Case Study | Initial Assessment of Artificial Intelligence and Machine Learning in Third-Party Software for Government-Sponsored Enterprises

Initial Assessment of Artificial Intelligence and Machine Learning in Third-Party Software for Government-Sponsored Enterprises

Challenge: Government-sponsored enterprises are accustomed to understanding the scope of risks found within internally developed models. The landscape of business these days universally includes using software from third-party vendors. These software can contain artificial intelligence (AI) or machine learning (ML) models with similar, but different, risks than models evaluated by traditional model risk management (MRM) practices. Consequently, enterprises must define, inventory, and assess these risks and develop a standardized process that enables a thorough review and understanding of risks without stifling business usages and draining time and resources every time software is updated or a third-party company rolls out a new product. A significant challenge is that most models are proprietary and information is limited to what the vendors will allow or to performing a full validation yourself. Summit was tasked with assisting and providing feedback to the government-sponsored enterprise MRM team to shape the process.

Solution: To properly understand what the model is and identify any involved risks, Summit started by obtaining information on several aspects of the software. First and most important was determining whether the software truly contained an AI/ML model(s) within it. Many marketing teams attach buzzwords without a true justification. Once a model was identified, the next step was to determine the type of model. Different types of models inherently contain different types of risks, which helped reveal the types of questions to pose about the software or model’s usage. Examples of some models and their risks are models dealing with natural language processing that can amplify bias based on the language they were trained on. Alternatively, some model architecture uses boosting to correct itself over time, which presents a risk to where the company’s data is being housed and if this data could be extracted from those models.

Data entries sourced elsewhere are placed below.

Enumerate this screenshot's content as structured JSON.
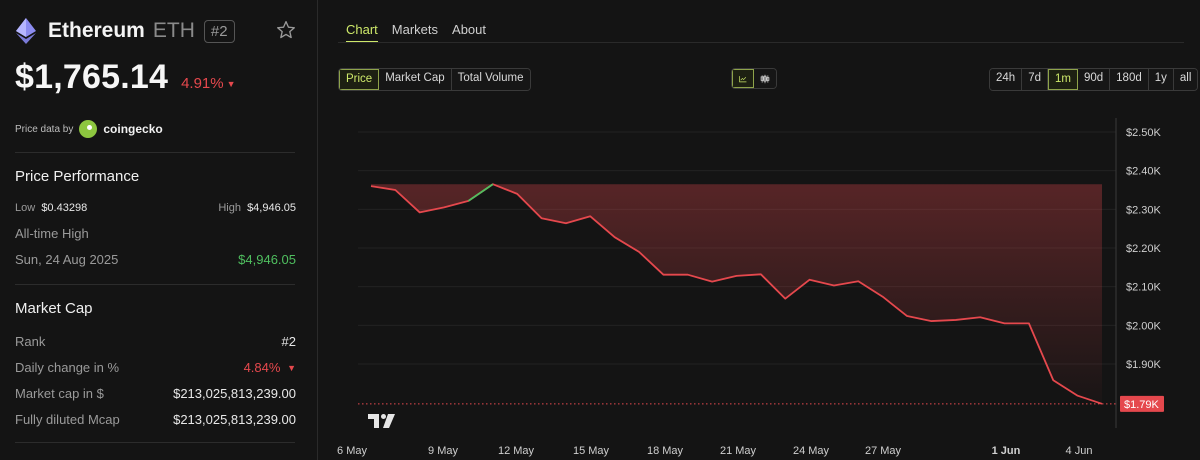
{
  "coin": {
    "name": "Ethereum",
    "symbol": "ETH",
    "rank_badge": "#2",
    "price": "$1,765.14",
    "change": "4.91%",
    "change_arrow": "▼"
  },
  "price_source": {
    "label": "Price data by",
    "provider": "coingecko"
  },
  "performance": {
    "title": "Price Performance",
    "low_label": "Low",
    "low_value": "$0.43298",
    "high_label": "High",
    "high_value": "$4,946.05",
    "ath_label": "All-time High",
    "ath_date": "Sun, 24 Aug 2025",
    "ath_value": "$4,946.05"
  },
  "market_cap": {
    "title": "Market Cap",
    "rank_label": "Rank",
    "rank_value": "#2",
    "daily_label": "Daily change in %",
    "daily_value": "4.84%",
    "daily_arrow": "▼",
    "mcap_label": "Market cap in $",
    "mcap_value": "$213,025,813,239.00",
    "fdv_label": "Fully diluted Mcap",
    "fdv_value": "$213,025,813,239.00"
  },
  "tabs": [
    "Chart",
    "Markets",
    "About"
  ],
  "metrics": [
    "Price",
    "Market Cap",
    "Total Volume"
  ],
  "ranges": [
    "24h",
    "7d",
    "1m",
    "90d",
    "180d",
    "1y",
    "all"
  ],
  "icons": {
    "line": "line-chart-icon",
    "candle": "candlestick-icon",
    "star": "star-icon",
    "coin": "ethereum-icon"
  },
  "colors": {
    "accent": "#cde86a",
    "down": "#e5484d",
    "up": "#4fbf5f"
  },
  "chart_data": {
    "type": "line",
    "y_ticks": [
      "$2.50K",
      "$2.40K",
      "$2.30K",
      "$2.20K",
      "$2.10K",
      "$2.00K",
      "$1.90K"
    ],
    "x_ticks": [
      "6 May",
      "9 May",
      "12 May",
      "15 May",
      "18 May",
      "21 May",
      "24 May",
      "27 May",
      "1 Jun",
      "4 Jun"
    ],
    "ylim": [
      1790,
      2500
    ],
    "current_label": "$1.79K",
    "x": [
      0,
      1,
      2,
      3,
      4,
      5,
      6,
      7,
      8,
      9,
      10,
      11,
      12,
      13,
      14,
      15,
      16,
      17,
      18,
      19,
      20,
      21,
      22,
      23,
      24,
      25,
      26,
      27,
      28,
      29,
      30,
      31
    ],
    "values": [
      2360,
      2350,
      2292,
      2305,
      2322,
      2365,
      2340,
      2277,
      2264,
      2282,
      2228,
      2190,
      2131,
      2131,
      2113,
      2128,
      2132,
      2069,
      2118,
      2103,
      2114,
      2074,
      2024,
      2011,
      2014,
      2021,
      2005,
      2005,
      1858,
      1818,
      1797
    ]
  }
}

Though the MRM team could glean inherent risks based on just the information listed above, the main understanding of the risks these models posed to the company stems from understanding how they were being used. A model being used for business process improvement (such as giving recommendations on the next word to use in a sentence) are lower risk due to a reliance on human involvement to evaluate and choose whether to apply the model’s output. A higher risk would be a model that triggers additional processes without human intervention, such as establishing if a user should be prompted for a two-factor authentication prompt if a model deemed certain criteria were met. Other reasons for a model having higher risk are that the output cannot be evaluated for accuracy easily (or at all), how the training data was collected and if legal risks could be found based on using such data, and whether government-sponsored enterprise data was being used for later training or could be exposed by downstream processes. Throughout this process, there is communication between the MRM team and model owners (employees whose responsibility is to be the steward and point person within the company to the vendor).

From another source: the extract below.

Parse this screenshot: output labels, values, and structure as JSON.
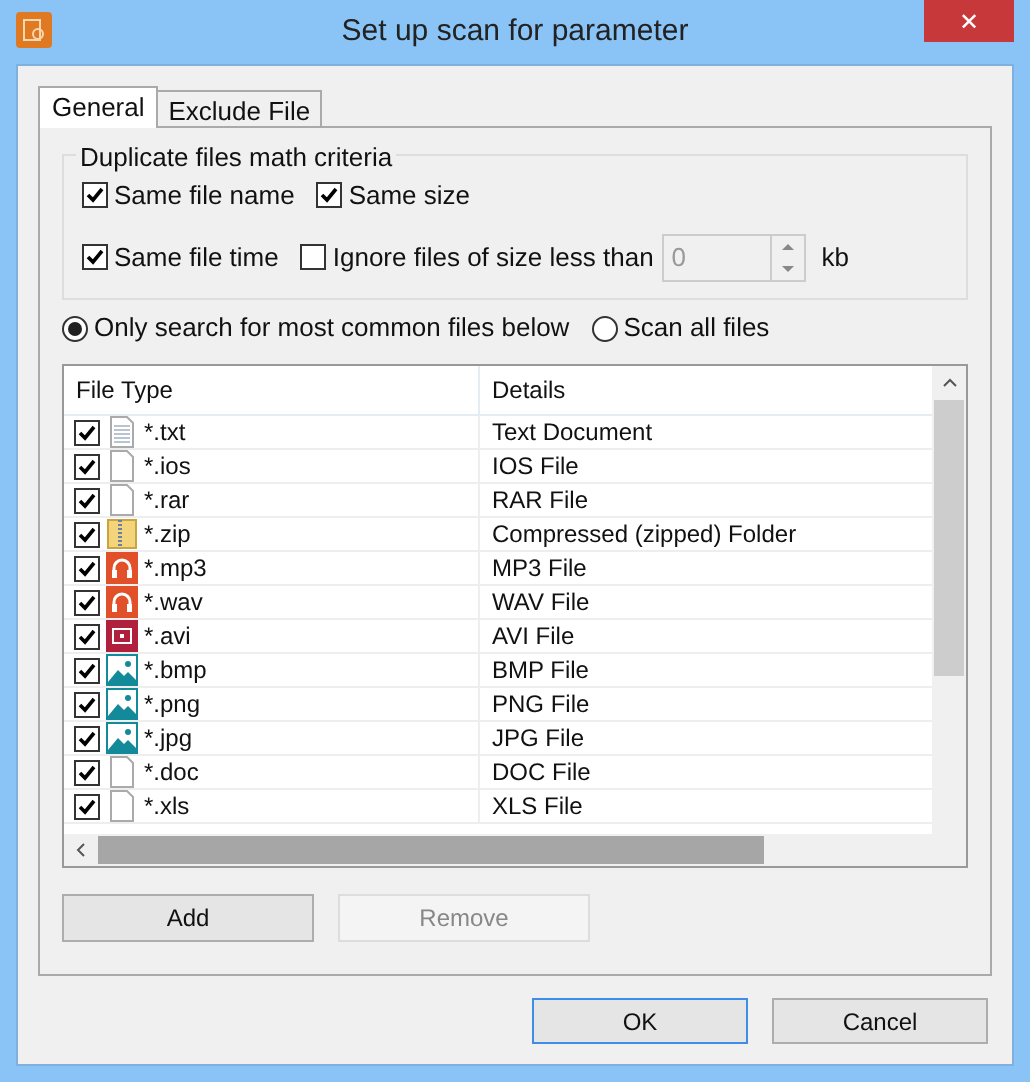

Once the software is thoroughly researched and an understanding of the risks determined, the findings are presented to the model owner and the VP over the section where this software is being deployed. Once all parties agree (including MRM and the owners), all information is formally confirmed and documented. If the initial assessment finds full validation is necessary, then additional steps are taken to understand the model’s full scope and evaluate the outputs. If the risk is low enough, then the initial assessment is enough for approval of usage with the understanding that changes to either the usage of the model or the model itself would require an additional assessment. The frequency of these assessments is mitigated by the categorization of the model’s capabilities as functional libraries. For example, a model’s functional library is that of optical character recognition. If the model goes through an update, but the underlying model does not perform a different task, then no additional assessment is necessary. Actions other than documentation will only need to be taken if additional methods are added to the functional library of the software.

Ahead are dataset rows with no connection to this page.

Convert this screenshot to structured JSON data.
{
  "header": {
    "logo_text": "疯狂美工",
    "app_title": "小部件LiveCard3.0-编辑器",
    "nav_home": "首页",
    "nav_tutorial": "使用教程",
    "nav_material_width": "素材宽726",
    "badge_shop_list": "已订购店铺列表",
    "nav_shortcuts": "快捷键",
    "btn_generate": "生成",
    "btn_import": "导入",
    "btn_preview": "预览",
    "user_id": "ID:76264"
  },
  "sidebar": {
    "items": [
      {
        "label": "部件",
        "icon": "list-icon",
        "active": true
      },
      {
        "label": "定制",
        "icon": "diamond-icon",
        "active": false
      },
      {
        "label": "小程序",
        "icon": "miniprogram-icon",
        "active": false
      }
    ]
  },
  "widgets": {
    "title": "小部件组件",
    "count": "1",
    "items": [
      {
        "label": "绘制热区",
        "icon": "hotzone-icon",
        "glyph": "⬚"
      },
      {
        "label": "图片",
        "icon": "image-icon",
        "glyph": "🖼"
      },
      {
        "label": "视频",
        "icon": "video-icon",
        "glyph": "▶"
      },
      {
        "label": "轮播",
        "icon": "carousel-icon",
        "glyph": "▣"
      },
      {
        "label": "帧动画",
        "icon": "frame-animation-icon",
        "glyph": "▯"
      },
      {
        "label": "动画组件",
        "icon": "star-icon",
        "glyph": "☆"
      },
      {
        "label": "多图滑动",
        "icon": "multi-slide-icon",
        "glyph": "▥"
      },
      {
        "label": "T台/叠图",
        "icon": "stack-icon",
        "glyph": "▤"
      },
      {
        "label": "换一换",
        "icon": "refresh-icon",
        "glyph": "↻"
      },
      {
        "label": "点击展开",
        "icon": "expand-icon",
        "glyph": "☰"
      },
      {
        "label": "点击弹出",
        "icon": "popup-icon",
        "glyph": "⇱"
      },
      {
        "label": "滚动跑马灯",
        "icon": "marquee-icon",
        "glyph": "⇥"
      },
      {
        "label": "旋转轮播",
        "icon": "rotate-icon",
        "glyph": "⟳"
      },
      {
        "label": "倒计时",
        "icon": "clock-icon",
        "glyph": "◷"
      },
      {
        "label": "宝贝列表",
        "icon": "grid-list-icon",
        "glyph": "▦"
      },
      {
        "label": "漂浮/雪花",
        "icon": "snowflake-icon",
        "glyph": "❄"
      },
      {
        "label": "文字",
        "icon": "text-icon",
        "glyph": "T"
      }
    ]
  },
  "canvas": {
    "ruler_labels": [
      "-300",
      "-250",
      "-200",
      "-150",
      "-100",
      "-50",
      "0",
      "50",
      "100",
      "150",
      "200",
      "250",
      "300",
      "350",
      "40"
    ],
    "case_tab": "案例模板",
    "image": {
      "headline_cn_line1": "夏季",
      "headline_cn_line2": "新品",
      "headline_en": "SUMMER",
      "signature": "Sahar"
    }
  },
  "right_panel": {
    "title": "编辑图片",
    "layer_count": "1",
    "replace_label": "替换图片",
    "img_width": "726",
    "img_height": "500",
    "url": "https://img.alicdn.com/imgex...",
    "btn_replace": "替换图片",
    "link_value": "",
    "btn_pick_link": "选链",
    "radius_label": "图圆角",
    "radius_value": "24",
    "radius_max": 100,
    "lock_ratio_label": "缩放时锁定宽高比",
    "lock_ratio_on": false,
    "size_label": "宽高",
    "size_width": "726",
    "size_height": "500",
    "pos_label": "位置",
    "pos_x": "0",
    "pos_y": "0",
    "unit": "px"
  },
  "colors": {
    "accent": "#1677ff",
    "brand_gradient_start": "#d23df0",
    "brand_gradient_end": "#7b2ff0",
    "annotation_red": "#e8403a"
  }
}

Result: With the support of the Summit team, the government-sponsored enterprise MRM team now has the infrastructure in place to allow innovation within the business by establishing a process to quickly understand risks associated with AI/ML models contained within third-party software. This infrastructure decreases the unnecessary concerns with adopting incoming or upgrading software so the rest of the business can focus on implementation and the benefits the software brings. This process also alleviates potential anxiety around risks, as nearly all current models have been inventoried and rated. The next steps for the project are to continue supporting incoming work and to expand the findings and results of this project to third-party models that contain generative AI, which increases the complexity of evaluating the software for risks.